Kommentar Plagiatsvorwürfe gegen Annette Schavan - Summa cum Skepsis

Freundschaft oder Machtoption. Was das alles mit Annette Schavan und ihrem Doktortitel zu tun hat? Sehr viel. Womöglich muss am Ende Bundeskanzlerin Angela Merkel entscheiden, ob ihr die politische Freundschaft mit der Bundesministerin für Bildung und Forschung wichtiger als die Machtoption ist.

Diese Option ist im Wahljahr nicht ganz unwichtig, weil die SPD- und Grün-geführten Länder bald eine Gestaltungsmehrheit im Bundesrat haben werden, weil Bildung vor allem Ländersache ist und weil die SPD angekündigt hat, Bildung zu einem ihrer zentralen Wahlkampfthemen zu machen.

Eine Bundesbildungsministerin, die in entscheidenden Monaten angezählt durchgeschleppt werden müsste, könnte Merkel zwar grundsätzlich halten. Aber zu einem hohen politischen Preis. Doch erst einmal steht Doktor Schavan im Feuer der wissenschaftlichen Debatte über das, was sie bei einer Dissertation, die sie wohlgemerkt vor 33 (!) Jahren verfasst und eingereicht hat, bis zum heutigen Tag hätte dürfen müssen und was nicht.

Der Fall Schavan ist anders als der (tiefe) Fall des Karl-Theodor zu Guttenberg, der in großem Stil aus anderen wissenschaftlichen Arbeiten abgeschrieben und dies als eigenen Erkenntnisgewinn verkauft hat. Doch der CDU-Politikerin ist es wesensfremd, Politik zum Happening zu erheben. Sie arbeitet ohne jeden Glamourfaktor.

Unauffällig, solide und mit einem Faible für wissenschaftliche Leuchttürme: die Förderung von Exzellenzuniversitäten. Doch Uni und Fakultätsrat wollen jetzt endlich Klarheit - im Namen der Wissenschaft. Schavans Doktorarbeit muss nach mehr als 30 Jahren durch den Plagiats-TÜV. Ein offizielles Verfahren, das über die Aberkennung des Doktortitels entscheidet, wird eingeleitet.

Die Eröffnung dieses Verfahrens bedeutet dabei noch nicht den Verlust der Doktorwürde, aber der Druck auf Schavan wächst.
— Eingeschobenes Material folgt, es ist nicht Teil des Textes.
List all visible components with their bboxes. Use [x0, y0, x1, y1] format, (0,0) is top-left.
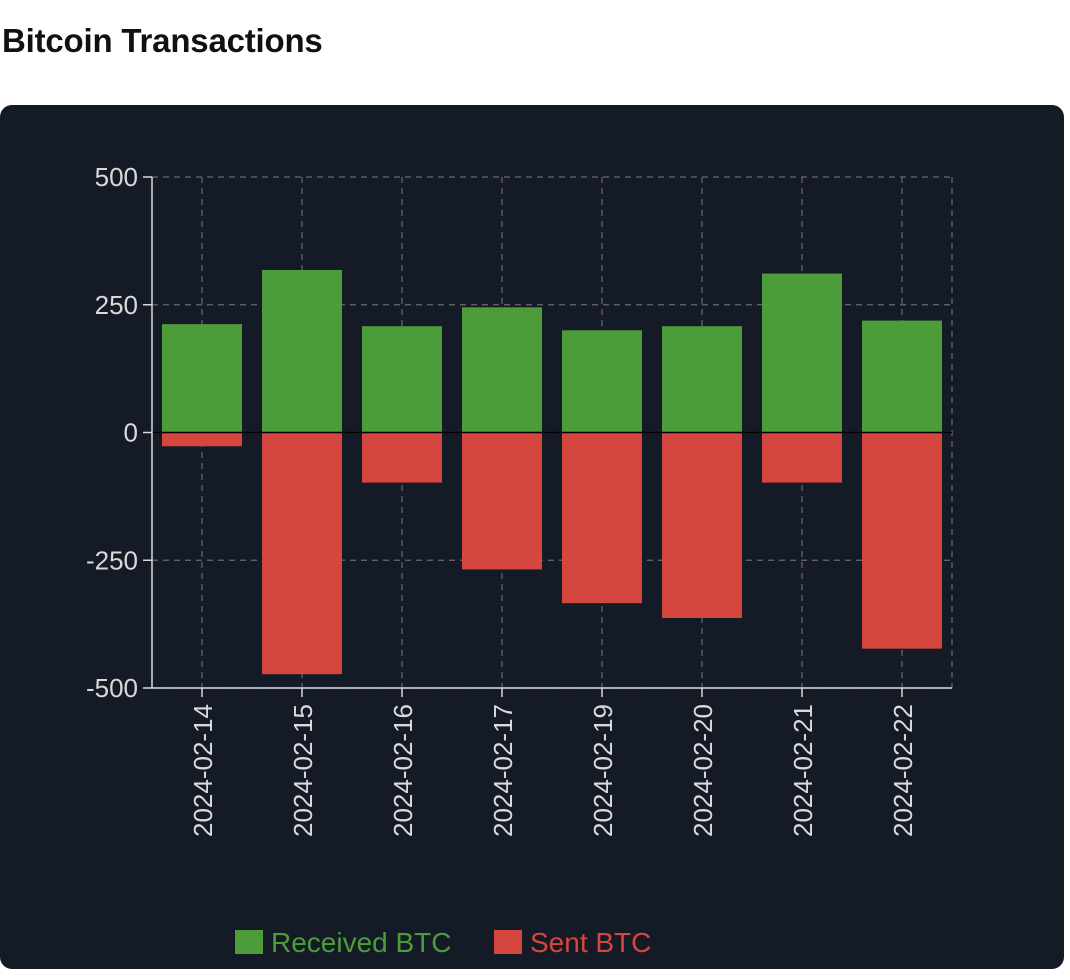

Zitieren, aber sauber und mit ordentlichem Quellenverweis, das ist nicht nur in Ordnung. Es gehört zur wissenschaftlichen Arbeit. Seitenweises Abschreiben oder wortgleiches Kopieren aus Fremdtexten, das verstößt gegen jeden wissenschaftlichen Anspruch.

[kein Linktext vorhanden]Guttenberg und andere haben diesen Anspruch nicht nur nicht erfüllt, sie haben ihn hämisch mit Füßen getreten. Aus einem scheinbar stolzen "summa cum laude" wird so ein "summa cum Schmach".
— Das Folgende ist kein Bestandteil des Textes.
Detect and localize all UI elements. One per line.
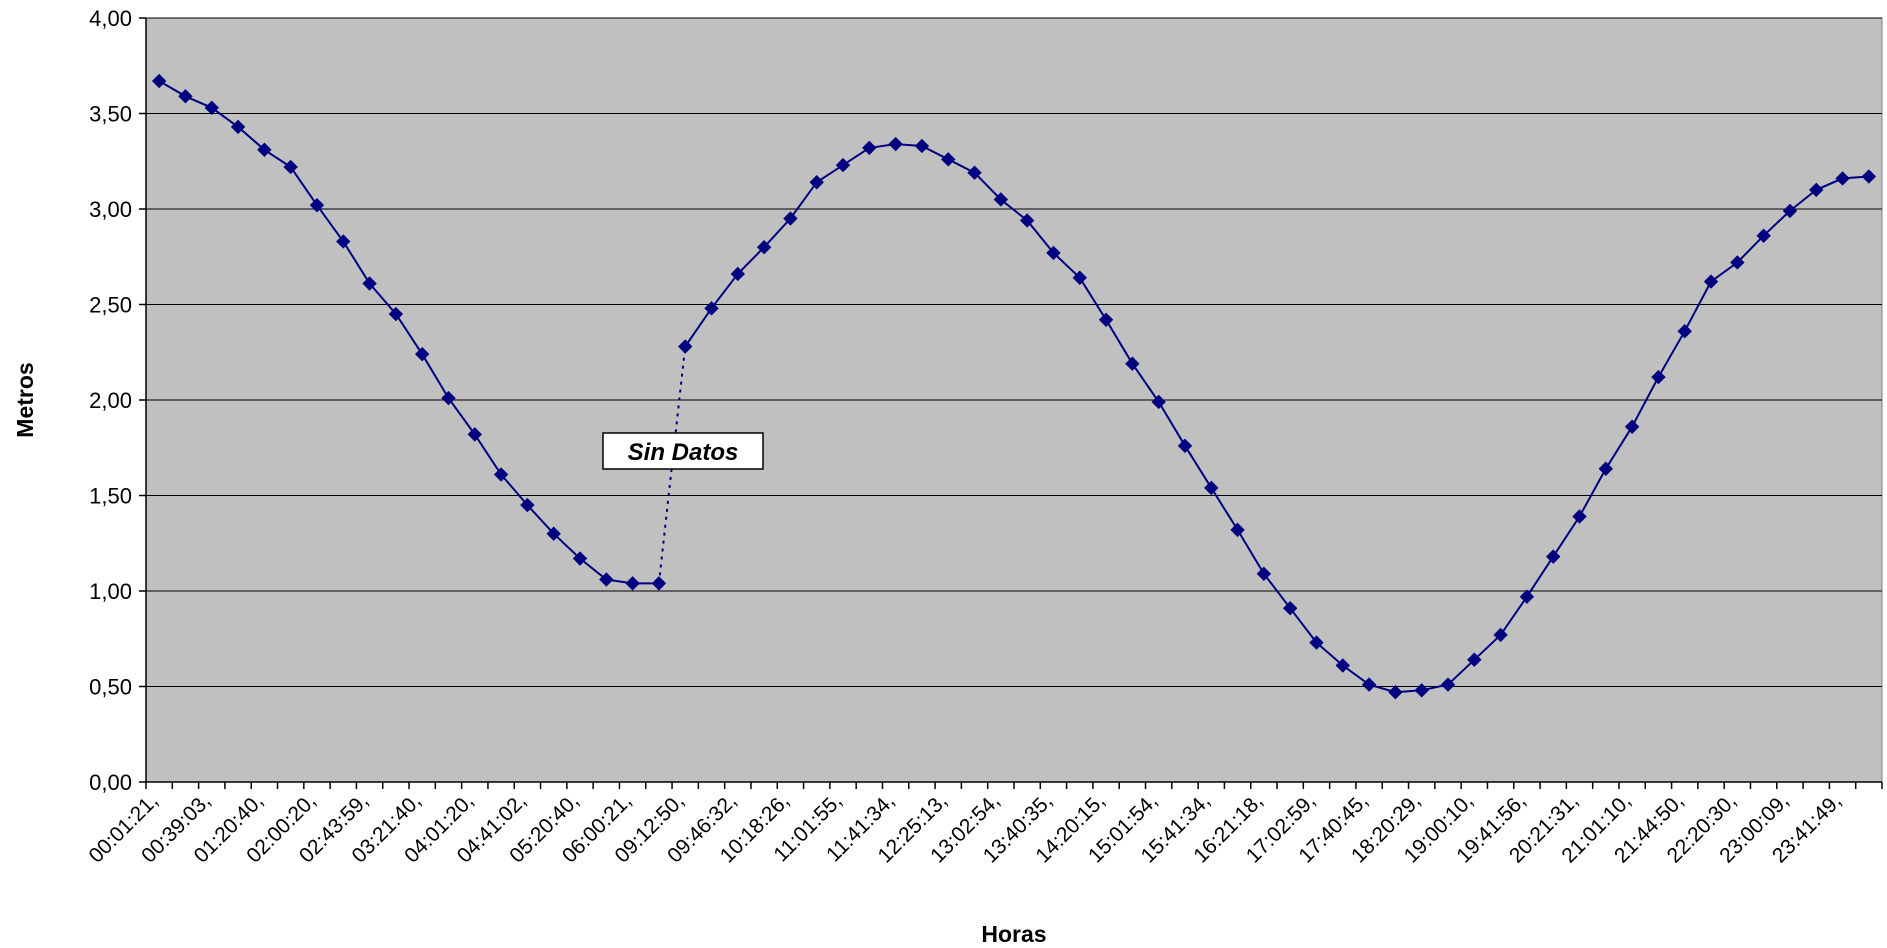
- data-point: [993, 192, 1009, 207]
- data-point: [1440, 677, 1456, 692]
- data-point: [888, 136, 903, 152]
- data-point: [1703, 274, 1719, 289]
- data-point: [1072, 270, 1087, 285]
- y-tick-label: 1,00: [89, 579, 132, 604]
- y-tick-label: 2,50: [89, 293, 132, 318]
- data-point: [1204, 480, 1219, 496]
- data-point: [651, 576, 667, 591]
- data-point: [414, 346, 430, 362]
- data-point: [1624, 419, 1640, 434]
- y-tick-label: 4,00: [89, 6, 132, 31]
- data-point: [783, 211, 798, 226]
- data-point: [835, 157, 851, 173]
- data-point: [1098, 312, 1114, 327]
- data-point: [441, 390, 456, 406]
- data-point: [1177, 438, 1193, 454]
- data-point: [1230, 522, 1245, 538]
- series-line-segment: [158, 80, 659, 585]
- data-point: [178, 89, 193, 104]
- data-point: [1046, 245, 1061, 261]
- data-point: [1256, 566, 1272, 582]
- series-metros: [158, 80, 1869, 694]
- y-tick-label: 0,00: [89, 770, 132, 795]
- data-point: [1493, 627, 1508, 643]
- data-point: [336, 234, 351, 249]
- data-point: [704, 301, 719, 316]
- data-point: [1282, 600, 1298, 616]
- data-point: [941, 152, 956, 167]
- data-point: [1782, 203, 1798, 219]
- data-point: [1572, 509, 1587, 524]
- data-point: [862, 140, 877, 156]
- data-point: [204, 100, 219, 115]
- data-point: [1151, 394, 1166, 410]
- data-point: [967, 165, 982, 180]
- data-point: [730, 266, 746, 282]
- y-tick-label: 3,00: [89, 197, 132, 222]
- data-point: [230, 119, 246, 135]
- data-point: [1388, 685, 1403, 700]
- data-point: [1730, 255, 1745, 270]
- data-point: [572, 551, 588, 566]
- data-point: [1309, 635, 1324, 650]
- series-line-segment: [684, 143, 1869, 694]
- data-point: [520, 497, 535, 513]
- data-point: [1809, 182, 1824, 198]
- data-point: [257, 142, 272, 157]
- y-axis-title: Metros: [12, 362, 38, 437]
- data-point: [362, 276, 377, 291]
- data-point: [151, 73, 167, 89]
- data-point: [493, 467, 509, 482]
- x-axis-ticks: 00:01:21,00:39:03,01:20:40,02:00:20,02:4…: [84, 782, 1883, 867]
- y-tick-label: 0,50: [89, 675, 132, 700]
- data-point: [599, 572, 614, 587]
- data-point: [546, 526, 561, 541]
- x-axis-title: Horas: [981, 921, 1046, 947]
- series-markers: [151, 73, 1877, 700]
- y-tick-label: 1,50: [89, 484, 132, 509]
- data-point: [1519, 589, 1535, 604]
- data-point: [1677, 324, 1692, 339]
- data-point: [309, 197, 325, 213]
- y-tick-label: 2,00: [89, 388, 132, 413]
- data-point: [388, 306, 404, 322]
- data-point: [283, 159, 298, 175]
- data-point: [1651, 369, 1666, 385]
- data-point: [914, 138, 930, 154]
- data-point: [1756, 228, 1771, 243]
- data-point: [678, 339, 693, 354]
- data-point: [625, 576, 640, 591]
- data-point: [1835, 171, 1850, 186]
- data-point: [467, 427, 482, 442]
- sin-datos-annotation: Sin Datos: [602, 432, 764, 470]
- data-point: [809, 175, 824, 190]
- annotation-box: [602, 432, 764, 470]
- data-point: [756, 239, 772, 255]
- data-point: [1861, 169, 1877, 184]
- data-point: [1019, 213, 1035, 228]
- data-point: [1335, 658, 1350, 673]
- data-point: [1125, 356, 1140, 371]
- annotation-label: Sin Datos: [628, 439, 739, 466]
- data-point: [1414, 683, 1429, 698]
- y-tick-label: 3,50: [89, 102, 132, 127]
- y-axis-ticks: 0,00 0,50 1,00 1,50 2,00 2,50 3,00 3,50 4,00: [89, 6, 146, 795]
- data-point: [1546, 549, 1561, 564]
- data-point: [1467, 652, 1482, 667]
- data-point: [1361, 677, 1377, 692]
- data-point: [1598, 461, 1614, 476]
Was das lehrt? Antrieb für das Erlangen der Doktorwürde sollte das ehrliche Streben nach wissenschaftlicher Neu- und Mehrerkenntnis sein, etwas also, von dem die Wissenschaft profitiert. Und weniger der erhoffte Einkommens- und gesellschaftliche Prestigegewinn. Eine Bundesbildungsministerin mit Doktortitel, das macht sich gut. Zurück bleibt: "summa cum Skepsis".